E o maior vilão nem sempre são apenas os fogos de artifício.
O problema costuma ser a soma dos estímulos: casa cheia, pessoas desconhecidas, mudança na rotina, televisão em volume elevado, carros com som alto passando pelas ruas, motocicletas acelerando, gritos de comemoração e explosões. Tudo isso pode desencadear crises de ansiedade e estresse.
Nos animais, os sinais muitas vezes são discretos e acabam ignorados pelos tutores.
Nos cães, é comum observar:
🐶 Tremores;
🐶 Respiração ofegante;
🐶 Orelhas abaixadas;
🐶 Rabo entre as pernas;
🐶 Tentativas constantes de buscar abrigo.

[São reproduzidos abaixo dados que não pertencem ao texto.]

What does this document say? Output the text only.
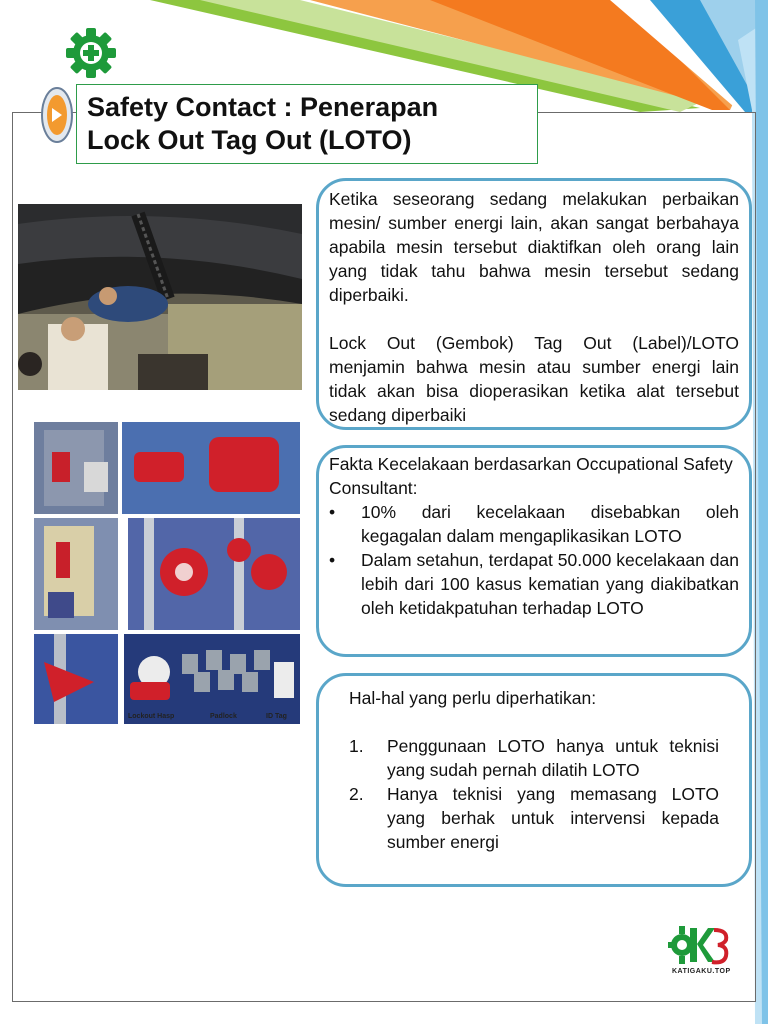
Safety Contact : Penerapan
Lock Out Tag Out (LOTO)
Lockout Hasp	Padlock	ID Tag
Ketika seseorang sedang melakukan perbaikan mesin/ sumber energi lain, akan sangat berbahaya apabila mesin tersebut diaktifkan oleh orang lain yang tidak tahu bahwa mesin tersebut sedang diperbaiki.
Lock Out (Gembok) Tag Out (Label)/LOTO menjamin bahwa mesin atau sumber energi lain tidak akan bisa dioperasikan ketika alat tersebut sedang diperbaiki
Fakta Kecelakaan berdasarkan Occupational Safety Consultant:
•	10% dari kecelakaan disebabkan oleh kegagalan dalam mengaplikasikan LOTO
•	Dalam setahun, terdapat 50.000 kecelakaan dan lebih dari 100 kasus kematian yang diakibatkan oleh ketidakpatuhan terhadap LOTO
Hal-hal yang perlu diperhatikan:
1.	Penggunaan LOTO hanya untuk teknisi yang sudah pernah dilatih LOTO
2.	Hanya teknisi yang memasang LOTO yang berhak untuk intervensi kepada sumber energi
KATIGAKU.TOP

Já nos gatos, os comportamentos mais frequentes são:
🐱 Esconder-se em armários, debaixo de camas ou móveis;
🐱 Pupilas dilatadas;
🐱 Postura encolhida;
🐱 Tensão muscular;
🐱 Redução da alimentação e do contato com pessoas.
Veterinários alertam que animais que aparentemente não possuem medo podem desenvolver aversão a determinados sons após experiências negativas intensas. Um único episódio marcado por explosões, gritos e movimentação excessiva pode ser suficiente para desencadear ou agravar quadros de ansiedade em alguns indivíduos.
Mas não são apenas cães e gatos que sofrem.
Pessoas com Transtorno do Espectro Autista (TEA), transtorno do processamento sensorial, deficiência intelectual, idosos com demência, pacientes com enxaqueca crônica e indivíduos com hipersensibilidade auditiva também podem apresentar grande desconforto diante de ambientes muito estimulantes.
Entre as reações mais comuns em pessoas autistas estão:
🧩 Cobrir os ouvidos;
🧩 Choro;
🧩 Agitação intensa;
🧩 Crises de ansiedade;
🧩 Necessidade de se isolar em ambientes silenciosos.
No início da Copa do Mundo, o jornalista Eurimar da Folha de Cáceres, (instagram: @eurimardafolha) chegou a publicar um vídeo reunindo imagens e depoimentos mostrando o impacto das comemorações barulhentas sobre animais, crianças autistas e famílias que convivem diariamente com a hipersensibilidade sensorial.
Nas redes sociais, a publicação sensibilizou muitos internautas. Na prática, porém, pouco parece ter mudado. Mesmo após anos de campanhas educativas, continuam sendo comuns buzinaços, som automotivo em alto volume e explosões durante jogos da seleção brasileira.
A legislação também avançou. Em Mato Grosso, a Lei Estadual nº 12.155/2023 proibiu fogos de artifício com estampido e artefatos pirotécnicos de efeito sonoro ruidoso. Permanecem autorizados apenas os fogos que produzem efeitos visuais sem explosões.
Talvez seja hora de compreender que comemorar não precisa significar provocar sofrimento.
Afinal, enquanto muitos vibram por um gol, outros apenas desejam que o barulho termine logo.